I am running a write-heavy program (10 threads peaks at 25K/sec writes) on a 24 node Cassandra 3.5 cluster on AWS EC2 (each host is of c4.2xlarge type: 8 vcore and 15G ram)
Every once in a while my Java client, using DataStax driver 3.0.2, would get write timeout issue:
com.datastax.driver.core.exceptions.WriteTimeoutException: Cassandra timeout during write query at consistency TWO (2 replica were required but only 1 acknowledged the write)
at com.datastax.driver.core.exceptions.WriteTimeoutException.copy(WriteTimeoutException.java:73)
at com.datastax.driver.core.exceptions.WriteTimeoutException.copy(WriteTimeoutException.java:26)
at com.datastax.driver.core.DriverThrowables.propagateCause(DriverThrowables.java:37)
at com.datastax.driver.core.DefaultResultSetFuture.getUninterruptibly(DefaultResultSetFuture.java:245)
at com.datastax.driver.core.AbstractSession.execute(AbstractSession.java:64)
The error happens infrequently and in a very unpredictable way. So far, I am not able to link the failures to anything specific (e.g. program running time, data size on disk, time of the day, indicators of system load such as CPU, memory, network metrics) Nonetheless, it is really disrupting our operations.
I am trying to find the root cause of the issue. Looking online for options, I am a bit overwhelmed by all the leads out there, such as
- Changing "write_request_timeout_in_ms" in "cassandra.yaml" (already changed to 5 seconds)
- Using proper "RetryPolicy" to keep the session going (already using DowngradingConsistencyRetryPolicy on a ONE session level consistency level)
- Changing cache size, heap size, etc. - never tried those b/c there are good reasons to discount them as the root cause.
One thing is really confusing during my research is that I am getting this error from a fully replicated cluster with very few ClientRequest.timeout.write events:
- I have a fully-replicated 24 node cluster spans 5 aws regions. Each region has at least 2 copies of the data
- My program runs consistency level ONE at Session level (Cluster builder with QueryOption)

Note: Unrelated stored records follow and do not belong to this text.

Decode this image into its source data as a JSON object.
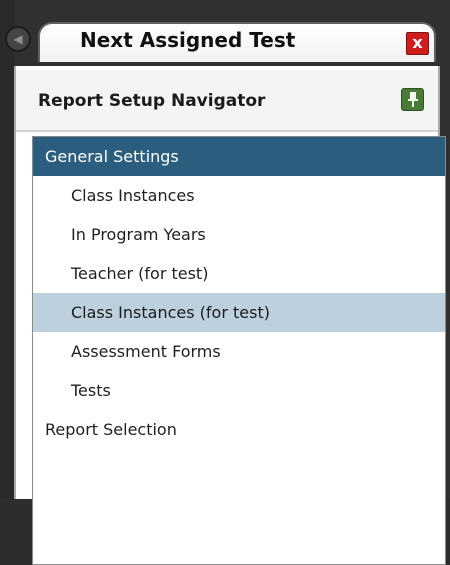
{
  "tab": {
    "title": "Next Assigned Test",
    "close_label": "x"
  },
  "panel": {
    "title": "Report Setup Navigator"
  },
  "navigator": {
    "items": [
      {
        "label": "General Settings",
        "kind": "group",
        "state": "active"
      },
      {
        "label": "Class Instances",
        "kind": "child",
        "state": "normal"
      },
      {
        "label": "In Program Years",
        "kind": "child",
        "state": "normal"
      },
      {
        "label": "Teacher (for test)",
        "kind": "child",
        "state": "normal"
      },
      {
        "label": "Class Instances (for test)",
        "kind": "child",
        "state": "selected"
      },
      {
        "label": "Assessment Forms",
        "kind": "child",
        "state": "normal"
      },
      {
        "label": "Tests",
        "kind": "child",
        "state": "normal"
      },
      {
        "label": "Report Selection",
        "kind": "group",
        "state": "normal"
      }
    ]
  },
  "colors": {
    "active_group_bg": "#2b5e7e",
    "selected_bg": "#bcd0de",
    "pin_green": "#4a7b36",
    "close_red": "#cf1d1d"
  },
  "icons": {
    "tab_back": "circle-left-arrow-icon",
    "tab_close": "close-icon",
    "pin": "pin-icon"
  }
}
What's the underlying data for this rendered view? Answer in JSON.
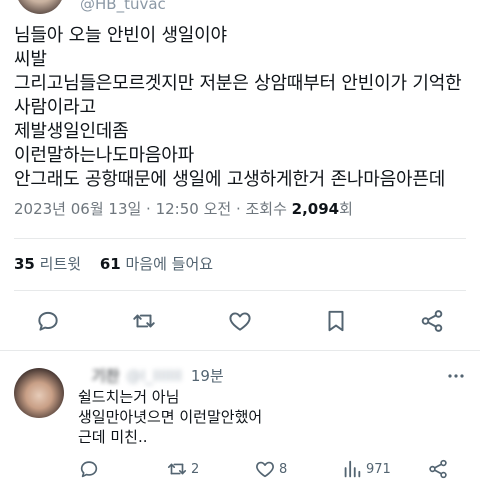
{
  "tweet": {
    "author_handle": "@HB_tuvac",
    "lines": [
      "님들아 오늘 안빈이 생일이야",
      "씨발",
      "그리고님들은모르겟지만 저분은 상암때부터 안빈이가 기억한",
      "사람이라고",
      "제발생일인데좀",
      "이런말하는나도마음아파",
      "안그래도 공항때문에 생일에 고생하게한거 존나마음아픈데"
    ],
    "timestamp": "2023년 06월 13일 · 12:50 오전 · 조회수 ",
    "views": "2,094",
    "views_suffix": "회"
  },
  "stats": {
    "retweets_count": "35",
    "retweets_label": "리트윗",
    "likes_count": "61",
    "likes_label": "마음에 들어요"
  },
  "actions": {
    "icons": [
      "reply-icon",
      "retweet-icon",
      "like-icon",
      "bookmark-icon",
      "share-icon"
    ]
  },
  "reply": {
    "name": "ᅟ기찬",
    "handle": "@l_lllllll",
    "time": "19분",
    "lines": [
      "쉴드치는거 아님",
      "생일만아녓으면 이런말안했어",
      "근데 미친.."
    ],
    "retweets": "2",
    "likes": "8",
    "views": "971"
  },
  "colors": {
    "text": "#0f1419",
    "secondary": "#536471",
    "divider": "#e7e9ea"
  }
}
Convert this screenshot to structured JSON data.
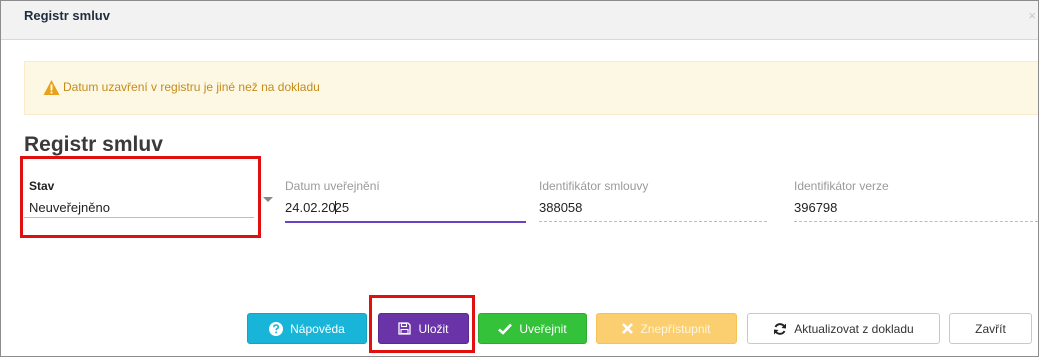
{
  "window": {
    "title": "Registr smluv",
    "close_glyph": "×"
  },
  "alert": {
    "icon": "warning-icon",
    "color": "#c68b1c",
    "message": "Datum uzavření v registru je jiné než na dokladu"
  },
  "section": {
    "heading": "Registr smluv"
  },
  "fields": {
    "stav": {
      "label": "Stav",
      "value": "Neuveřejněno"
    },
    "datum": {
      "label": "Datum uveřejnění",
      "value_before_cursor": "24.02.20",
      "value_after_cursor": "25"
    },
    "identifikator_smlouvy": {
      "label": "Identifikátor smlouvy",
      "value": "388058"
    },
    "identifikator_verze": {
      "label": "Identifikátor verze",
      "value": "396798"
    }
  },
  "buttons": {
    "help": {
      "label": "Nápověda",
      "icon": "question-circle-icon"
    },
    "save": {
      "label": "Uložit",
      "icon": "floppy-disk-icon"
    },
    "publish": {
      "label": "Uveřejnit",
      "icon": "checkmark-icon"
    },
    "unpublish": {
      "label": "Znepřístupnit",
      "icon": "x-icon"
    },
    "update": {
      "label": "Aktualizovat z dokladu",
      "icon": "refresh-icon"
    },
    "close": {
      "label": "Zavřít"
    }
  },
  "colors": {
    "accent_purple": "#6a33a8",
    "help_blue": "#19b5d9",
    "publish_green": "#33c23a",
    "unpublish_yellow": "#fbcf6f",
    "highlight_red": "#e01010"
  }
}
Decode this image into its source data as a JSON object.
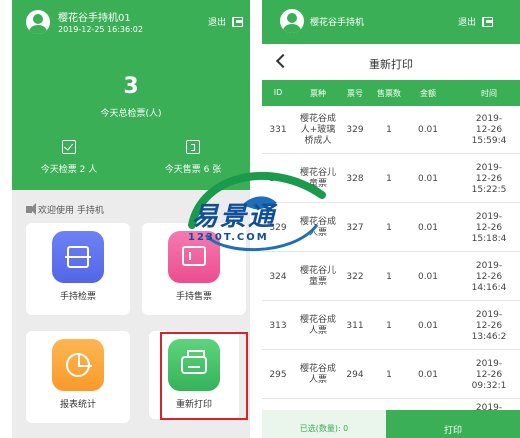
{
  "left_screen": {
    "header": {
      "username": "樱花谷手持机01",
      "datetime": "2019-12-25 16:36:02",
      "logout_label": "退出",
      "total_checked_value": "3",
      "total_checked_label": "今天总检票(人)",
      "today_checked_label": "今天检票 2 人",
      "today_sold_label": "今天售票 6 张"
    },
    "welcome_text": "欢迎使用 手持机",
    "tiles": [
      {
        "label": "手持检票",
        "icon": "scan-icon"
      },
      {
        "label": "手持售票",
        "icon": "ticket-icon"
      },
      {
        "label": "报表统计",
        "icon": "pie-chart-icon"
      },
      {
        "label": "重新打印",
        "icon": "printer-icon"
      }
    ],
    "highlight_color": "#d9232a"
  },
  "right_screen": {
    "header": {
      "title": "樱花谷手持机",
      "logout_label": "退出"
    },
    "page_title": "重新打印",
    "columns": [
      "ID",
      "票种",
      "票号",
      "售票数",
      "金额",
      "时间"
    ],
    "rows": [
      {
        "id": "331",
        "type": "樱花谷成\n人+玻璃\n桥成人",
        "ticket_no": "329",
        "count": "1",
        "amount": "0.01",
        "time": "2019-\n12-26\n15:59:4"
      },
      {
        "id": "330",
        "type": "樱花谷儿\n童票",
        "ticket_no": "328",
        "count": "1",
        "amount": "0.01",
        "time": "2019-\n12-26\n15:22:5"
      },
      {
        "id": "329",
        "type": "樱花谷成\n人票",
        "ticket_no": "327",
        "count": "1",
        "amount": "0.01",
        "time": "2019-\n12-26\n15:18:4"
      },
      {
        "id": "324",
        "type": "樱花谷儿\n童票",
        "ticket_no": "322",
        "count": "1",
        "amount": "0.01",
        "time": "2019-\n12-26\n14:16:4"
      },
      {
        "id": "313",
        "type": "樱花谷成\n人票",
        "ticket_no": "311",
        "count": "1",
        "amount": "0.01",
        "time": "2019-\n12-26\n13:46:2"
      },
      {
        "id": "295",
        "type": "樱花谷成\n人票",
        "ticket_no": "294",
        "count": "1",
        "amount": "0.01",
        "time": "2019-\n12-26\n09:32:1"
      }
    ],
    "partial_row_time": "2019-",
    "footer": {
      "selected_label": "已选(数量): 0",
      "print_label": "打印"
    },
    "accent_color": "#3aaf55"
  },
  "watermark": {
    "brand": "易景通",
    "url": "1230T.COM"
  }
}
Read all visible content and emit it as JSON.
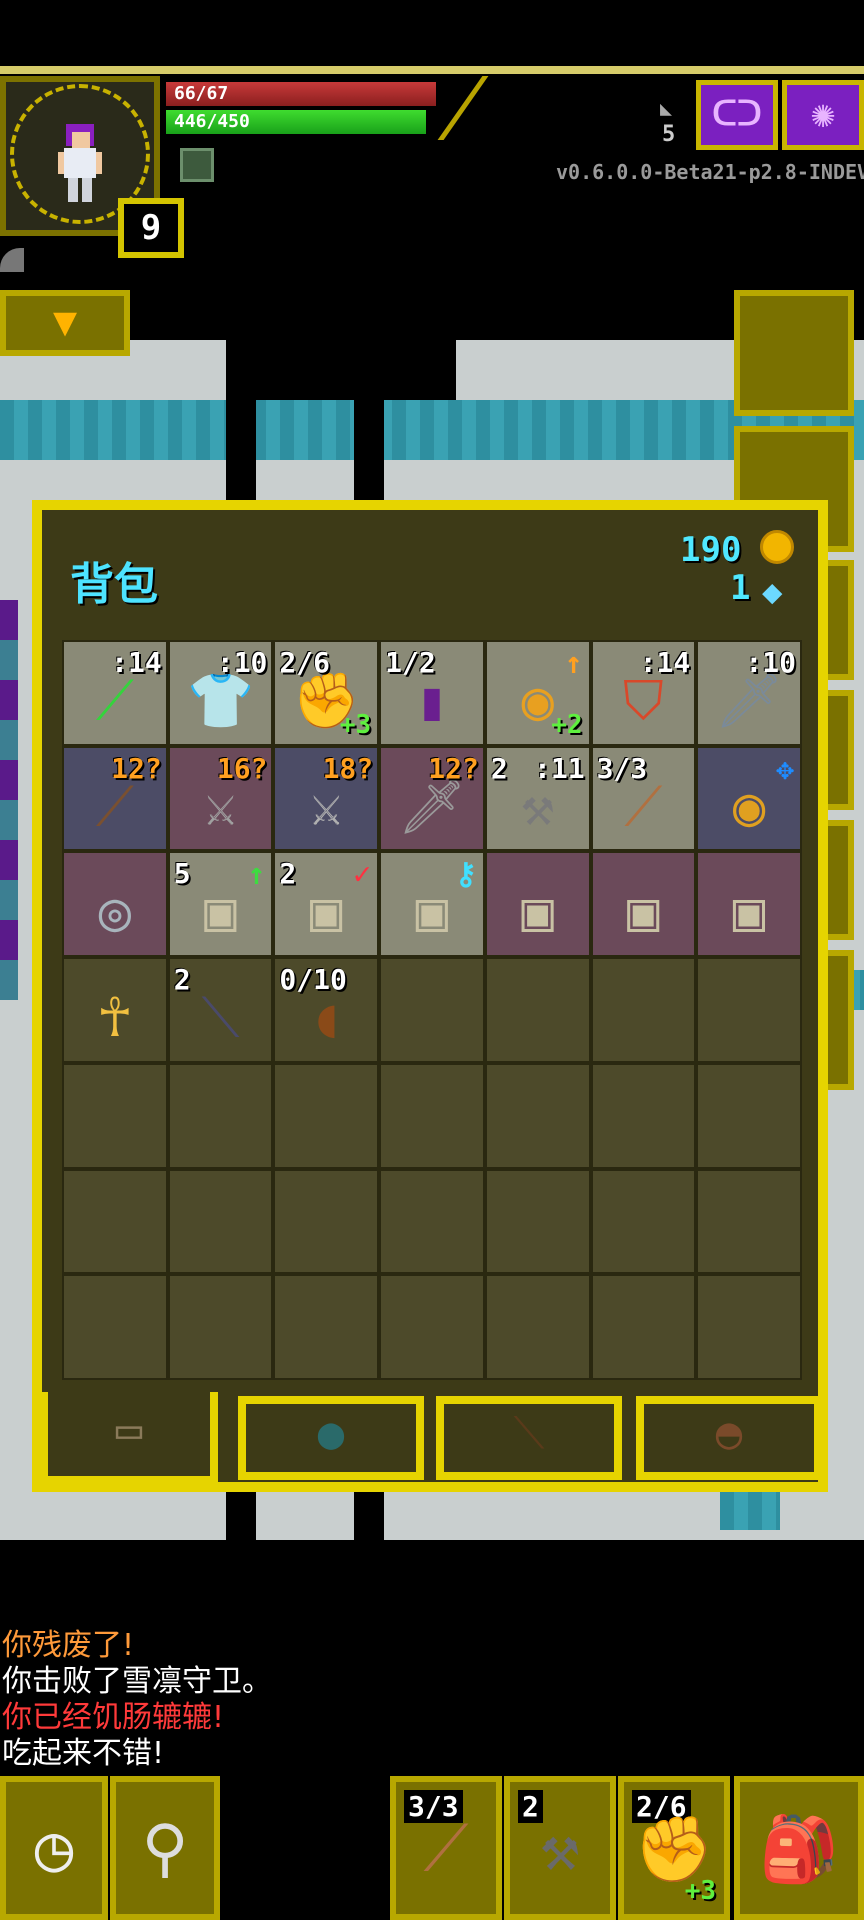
{
  "hud": {
    "hp": "66/67",
    "xp": "446/450",
    "level": "9",
    "depth": "5",
    "version": "v0.6.0.0-Beta21-p2.8-INDEV",
    "journal_icon": "journal-icon",
    "menu_icon": "menu-icon"
  },
  "inventory": {
    "title": "背包",
    "gold": "190",
    "energy": "1",
    "slots": [
      {
        "icon": "green-wand-icon",
        "glyph": "⟋",
        "color": "#34d43c",
        "bg": "grey",
        "qty": ":14"
      },
      {
        "icon": "cloth-armor-icon",
        "glyph": "👕",
        "color": "#ffffff",
        "bg": "grey",
        "qty": ":10"
      },
      {
        "icon": "gloves-icon",
        "glyph": "✊",
        "color": "#222222",
        "bg": "grey",
        "qty": "2/6",
        "qty_left": true,
        "bonus": "+3"
      },
      {
        "icon": "spellbook-icon",
        "glyph": "▮",
        "color": "#6a1f8f",
        "bg": "grey",
        "qty": "1/2",
        "qty_left": true
      },
      {
        "icon": "ring-upgrade-icon",
        "glyph": "◉",
        "color": "#e8a020",
        "bg": "grey",
        "bonus": "+2",
        "mark": "↑",
        "mark_color": "#ffa020"
      },
      {
        "icon": "shield-icon",
        "glyph": "⛉",
        "color": "#d9482a",
        "bg": "grey",
        "qty": ":14"
      },
      {
        "icon": "dagger-icon",
        "glyph": "🗡",
        "color": "#7a8a9a",
        "bg": "grey",
        "qty": ":10"
      },
      {
        "icon": "spear-icon",
        "glyph": "⟋",
        "color": "#7a5030",
        "bg": "blue",
        "qty": "12?",
        "orange": true
      },
      {
        "icon": "sword-icon",
        "glyph": "⚔",
        "color": "#a0a0a0",
        "bg": "pink",
        "qty": "16?",
        "orange": true
      },
      {
        "icon": "greatsword-icon",
        "glyph": "⚔",
        "color": "#b0b0b0",
        "bg": "blue",
        "qty": "18?",
        "orange": true
      },
      {
        "icon": "shortsword-icon",
        "glyph": "🗡",
        "color": "#9a9a9a",
        "bg": "pink",
        "qty": "12?",
        "orange": true
      },
      {
        "icon": "hammer-icon",
        "glyph": "⚒",
        "color": "#7a7a7a",
        "bg": "grey",
        "qty": ":11",
        "qty_left_extra": "2"
      },
      {
        "icon": "throwing-spear-icon",
        "glyph": "⟋",
        "color": "#b07040",
        "bg": "grey",
        "qty": "3/3",
        "qty_left": true
      },
      {
        "icon": "ring-ruby-icon",
        "glyph": "◉",
        "color": "#e0a020",
        "bg": "blue",
        "mark": "✥",
        "mark_color": "#1e8cff"
      },
      {
        "icon": "eye-stone-icon",
        "glyph": "◎",
        "color": "#a8b4bc",
        "bg": "pink"
      },
      {
        "icon": "scroll-upgrade-icon",
        "glyph": "▣",
        "color": "#c9c2a4",
        "bg": "grey",
        "qty": "5",
        "qty_left": true,
        "mark": "↑",
        "mark_color": "#3ddc40"
      },
      {
        "icon": "scroll-mark-icon",
        "glyph": "▣",
        "color": "#c9c2a4",
        "bg": "grey",
        "qty": "2",
        "qty_left": true,
        "mark": "✓",
        "mark_color": "#ff3040"
      },
      {
        "icon": "scroll-key-icon",
        "glyph": "▣",
        "color": "#c9c2a4",
        "bg": "grey",
        "mark": "⚷",
        "mark_color": "#40e0ff"
      },
      {
        "icon": "scroll-arrow-icon",
        "glyph": "▣",
        "color": "#c9c2a4",
        "bg": "pink"
      },
      {
        "icon": "scroll-r-icon",
        "glyph": "▣",
        "color": "#c9c2a4",
        "bg": "pink"
      },
      {
        "icon": "scroll-n-icon",
        "glyph": "▣",
        "color": "#c9c2a4",
        "bg": "pink"
      },
      {
        "icon": "ankh-icon",
        "glyph": "☥",
        "color": "#f2c040",
        "bg": ""
      },
      {
        "icon": "dart-icon",
        "glyph": "⟍",
        "color": "#4a4a6a",
        "bg": "",
        "qty": "2",
        "qty_left": true
      },
      {
        "icon": "waterskin-icon",
        "glyph": "◖",
        "color": "#8a4a18",
        "bg": "",
        "qty": "0/10",
        "qty_left": true
      },
      {
        "icon": "",
        "glyph": "",
        "bg": ""
      },
      {
        "icon": "",
        "glyph": "",
        "bg": ""
      },
      {
        "icon": "",
        "glyph": "",
        "bg": ""
      },
      {
        "icon": "",
        "glyph": "",
        "bg": ""
      },
      {
        "icon": "",
        "glyph": "",
        "bg": ""
      },
      {
        "icon": "",
        "glyph": "",
        "bg": ""
      },
      {
        "icon": "",
        "glyph": "",
        "bg": ""
      },
      {
        "icon": "",
        "glyph": "",
        "bg": ""
      },
      {
        "icon": "",
        "glyph": "",
        "bg": ""
      },
      {
        "icon": "",
        "glyph": "",
        "bg": ""
      },
      {
        "icon": "",
        "glyph": "",
        "bg": ""
      },
      {
        "icon": "",
        "glyph": "",
        "bg": ""
      },
      {
        "icon": "",
        "glyph": "",
        "bg": ""
      },
      {
        "icon": "",
        "glyph": "",
        "bg": ""
      },
      {
        "icon": "",
        "glyph": "",
        "bg": ""
      },
      {
        "icon": "",
        "glyph": "",
        "bg": ""
      },
      {
        "icon": "",
        "glyph": "",
        "bg": ""
      },
      {
        "icon": "",
        "glyph": "",
        "bg": ""
      },
      {
        "icon": "",
        "glyph": "",
        "bg": ""
      },
      {
        "icon": "",
        "glyph": "",
        "bg": ""
      },
      {
        "icon": "",
        "glyph": "",
        "bg": ""
      },
      {
        "icon": "",
        "glyph": "",
        "bg": ""
      },
      {
        "icon": "",
        "glyph": "",
        "bg": ""
      },
      {
        "icon": "",
        "glyph": "",
        "bg": ""
      },
      {
        "icon": "",
        "glyph": "",
        "bg": ""
      }
    ],
    "tabs": [
      {
        "name": "tab-backpack",
        "icon": "backpack-icon",
        "glyph": "▭",
        "color": "#8a7a5a"
      },
      {
        "name": "tab-seed-pouch",
        "icon": "seed-pouch-icon",
        "glyph": "●",
        "color": "#2a6a6a"
      },
      {
        "name": "tab-wand-holster",
        "icon": "wand-holster-icon",
        "glyph": "⟍",
        "color": "#5a3a1a"
      },
      {
        "name": "tab-food-bag",
        "icon": "food-bag-icon",
        "glyph": "◓",
        "color": "#7a4a2a"
      }
    ]
  },
  "log": [
    {
      "text": "你残废了!",
      "color": "#ff9a3a"
    },
    {
      "text": "你击败了雪凛守卫。",
      "color": "#ffffff"
    },
    {
      "text": "你已经饥肠辘辘!",
      "color": "#ff3a3a"
    },
    {
      "text": "吃起来不错!",
      "color": "#ffffff"
    }
  ],
  "toolbar": {
    "wait_icon": "clock-icon",
    "search_icon": "magnifier-icon",
    "quickslots": [
      {
        "qty": "3/3",
        "icon": "throwing-spear-icon",
        "glyph": "⟋",
        "color": "#b07040"
      },
      {
        "qty": "2",
        "icon": "hammer-icon",
        "glyph": "⚒",
        "color": "#6a6a6a"
      },
      {
        "qty": "2/6",
        "icon": "gloves-icon",
        "glyph": "✊",
        "color": "#222222",
        "bonus": "+3"
      }
    ],
    "backpack_icon": "backpack-icon"
  },
  "colors": {
    "frame": "#e6d400",
    "panel": "#3d3a17",
    "accent": "#4de3ff"
  }
}
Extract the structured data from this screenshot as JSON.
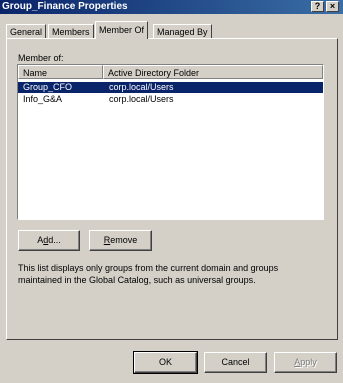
{
  "window": {
    "title": "Group_Finance Properties",
    "help_button": "?",
    "close_button": "×"
  },
  "tabs": [
    {
      "label": "General"
    },
    {
      "label": "Members"
    },
    {
      "label": "Member Of"
    },
    {
      "label": "Managed By"
    }
  ],
  "member_of": {
    "section_label": "Member of:",
    "columns": [
      "Name",
      "Active Directory Folder"
    ],
    "rows": [
      {
        "name": "Group_CFO",
        "folder": "corp.local/Users",
        "selected": true
      },
      {
        "name": "Info_G&A",
        "folder": "corp.local/Users",
        "selected": false
      }
    ],
    "add_button": {
      "pre": "A",
      "accel": "d",
      "post": "d..."
    },
    "remove_button": {
      "pre": "",
      "accel": "R",
      "post": "emove"
    },
    "description": "This list displays only groups from the current domain and groups maintained in the Global Catalog, such as universal groups."
  },
  "footer": {
    "ok_label": "OK",
    "cancel_label": "Cancel",
    "apply_button": {
      "pre": "",
      "accel": "A",
      "post": "pply"
    }
  },
  "colors": {
    "titlebar_start": "#0a246a",
    "titlebar_end": "#3a6ea5",
    "selection": "#0a246a",
    "dialog_face": "#d4d0c8"
  }
}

- When the error happened, our Graphite chart registered no more than three (3) host hiccups, i.e. having the Cassandra.ClientRequest.Write.Timeouts.Count values
- I already set write_timeout to 5 seconds. The network is pretty fast (using iperf3 to verify) and stable
On paper, the situation should be well within Cassandra's failsafe range. But why my program still failed? Are the numbers not what they appear to be?